1.      De visites de musées trop longues tu ne feras point. La course-poursuite avec le temps, passer d’un musée à un autre pour profiter de son pass touristique est clairement à oublier. Avec nos pitchounes, le contrat est clair : pas question de sacrifier une glace à un musée. N’empêche, visiter à Venise sans entrer nulle part donnerait la singulière et amère impression d’appartenir à ce troupeau, casquettes dans une main, canette de soda dans l’autre, dont le souvenir de Venise se résumera à l’arrivée sur la place Saint-Marc et… au départ de la place Saint-Marc. N’empêche qu’elle est belle cette place ! Pour profiter de la visite, j’enfile mon costume de conteurs, eh oui, barbe fleurie, voix de ménestrel et en avant la Musique. Le pont des soupirs ? « Les méchants passaient d’une rive à l’autre pour être jugé dans cette grande pièce dans laquelle vous vous êtes assises tout à l’heure. Vous étiez à la place des méchants d’ailleurs. Bouh ». Le palais des Doges ? « Regardez cette carte au mur. Elle est inversée par rapport au globe de la maison. Et ici ces hallebardes servaient à défendre la cité de Venise contre les invasions. « C’est quoi une invasion, papa ? ». « C’est quand un pays cherche à entrer dans un autre pays, sans y être autorisé. Venise, ville riche, attirait les convoitises, et a développé de nombreuses techniques pour se défendre ». Au musée Guggenheim, rappeler que c'est la même licence de marque (à adapter selon le vocabulaire de l'enfant) que ceux de Bilbao, NewYork et Berlin, "eh oui, tu sais Berlin, le zoo où il y a des pandas". Essayer aussi de les faire asseoir ailleurs que sur les sculptures installées en plein milieu de la cour. Cela fait mauvais genre et donne une bien piètre image de la France qui n'en a pas besoin. Le Palazzo Grassi ? C’est de l’art contemporain. Pas de dépaysement, cela ressemble étrangement aux dessins des copines de grande section.

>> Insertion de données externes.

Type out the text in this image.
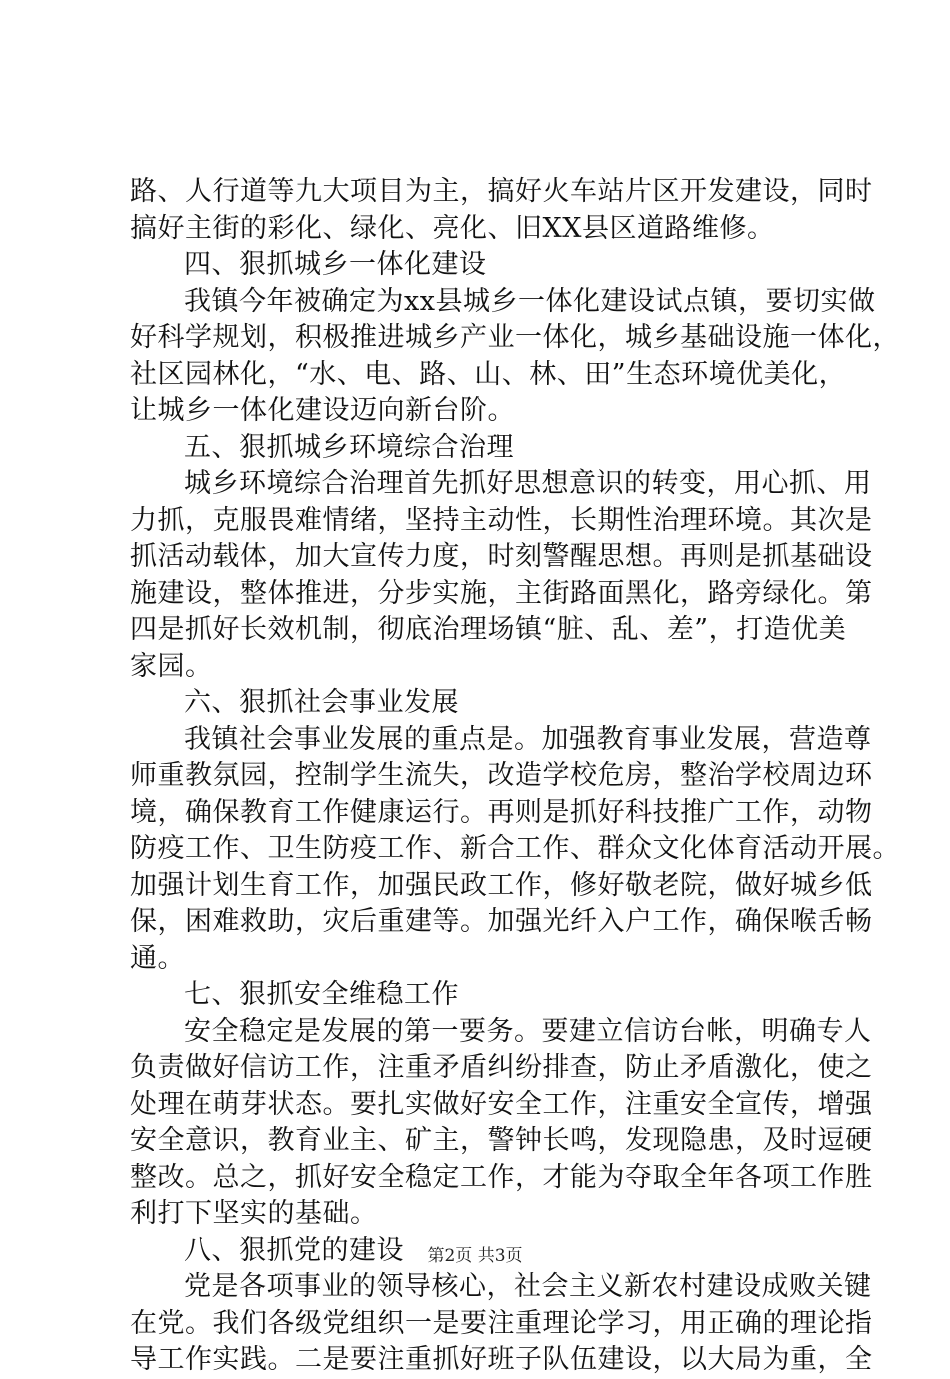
路、人行道等九大项目为主，搞好火车站片区开发建设，同时
搞好主街的彩化、绿化、亮化、旧XX县区道路维修。
四、狠抓城乡一体化建设
我镇今年被确定为xx县城乡一体化建设试点镇，要切实做
好科学规划，积极推进城乡产业一体化，城乡基础设施一体化，
社区园林化，“水、电、路、山、林、田”生态环境优美化，
让城乡一体化建设迈向新台阶。
五、狠抓城乡环境综合治理
城乡环境综合治理首先抓好思想意识的转变，用心抓、用
力抓，克服畏难情绪，坚持主动性，长期性治理环境。其次是
抓活动载体，加大宣传力度，时刻警醒思想。再则是抓基础设
施建设，整体推进，分步实施，主街路面黑化，路旁绿化。第
四是抓好长效机制，彻底治理场镇“脏、乱、差”，打造优美
家园。
六、狠抓社会事业发展
我镇社会事业发展的重点是。加强教育事业发展，营造尊
师重教氛园，控制学生流失，改造学校危房，整治学校周边环
境，确保教育工作健康运行。再则是抓好科技推广工作，动物
防疫工作、卫生防疫工作、新合工作、群众文化体育活动开展。
加强计划生育工作，加强民政工作，修好敬老院，做好城乡低
保，困难救助，灾后重建等。加强光纤入户工作，确保喉舌畅
通。
七、狠抓安全维稳工作
安全稳定是发展的第一要务。要建立信访台帐，明确专人
负责做好信访工作，注重矛盾纠纷排查，防止矛盾激化，使之
处理在萌芽状态。要扎实做好安全工作，注重安全宣传，增强
安全意识，教育业主、矿主，警钟长鸣，发现隐患，及时逗硬
整改。总之，抓好安全稳定工作，才能为夺取全年各项工作胜
利打下坚实的基础。
八、狠抓党的建设
党是各项事业的领导核心，社会主义新农村建设成败关键
在党。我们各级党组织一是要注重理论学习，用正确的理论指
导工作实践。二是要注重抓好班子队伍建设，以大局为重，全
第2页 共3页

2.      Géraldine et Agathe tu n’appelleras point tes filles. Bon, oui je sais, ce n’est pas forcément à la portée de tout le monde, mais notre benjamine se prénomme Venise. Comment cela ce n’est pas un prénom ? Dedieu ! Dans les années 30, une dizaine de familles donnait ce magnifique prénom à leur enfant. En plus, à l’école, au niveau rime c’est plutôt sympa : cerise, friandise, surprise… Nul besoin de vous faire un dessin. La petite est restée émoustillée de sa visite dans SA ville. Pour visiter Saint Petersbourg, ce sera une autre paire de manches.

3.      De photos tu ne les priveras point. Avec mon Nikon-numérique-infrarouge-wifi-allume-cigare-réfrigérateur portatif, je n’emballe pas à coup sûr, mais je fais de belles photos (voir ci-dessous, oui je sais les belles je les ai gardées pour notre album). Pour les enfants, c’est pareil. Jouer avec ses doigts en carré en faisant clic-clac c’est Kodak, cela va bien deux minutes 15, le temps pour le Quinze de la Rose de doucher les espoirs français. Direction, un magasin de photos, il paraît que cela existe encore, pour se procurer deux appareils jetables et les offrir à nos petiotes. « Voilà c’est pour vous. 27 poses au total. Vous photographiez ce que vous voulez. On les développera à notre retour ». Résultat : des poses infinies, « mais souris, papa », et la moitié de la pellicule disparue dans les limbes du Pacifique (jeu de mot littéraire). Mais des souvenirs garantis 100% maison.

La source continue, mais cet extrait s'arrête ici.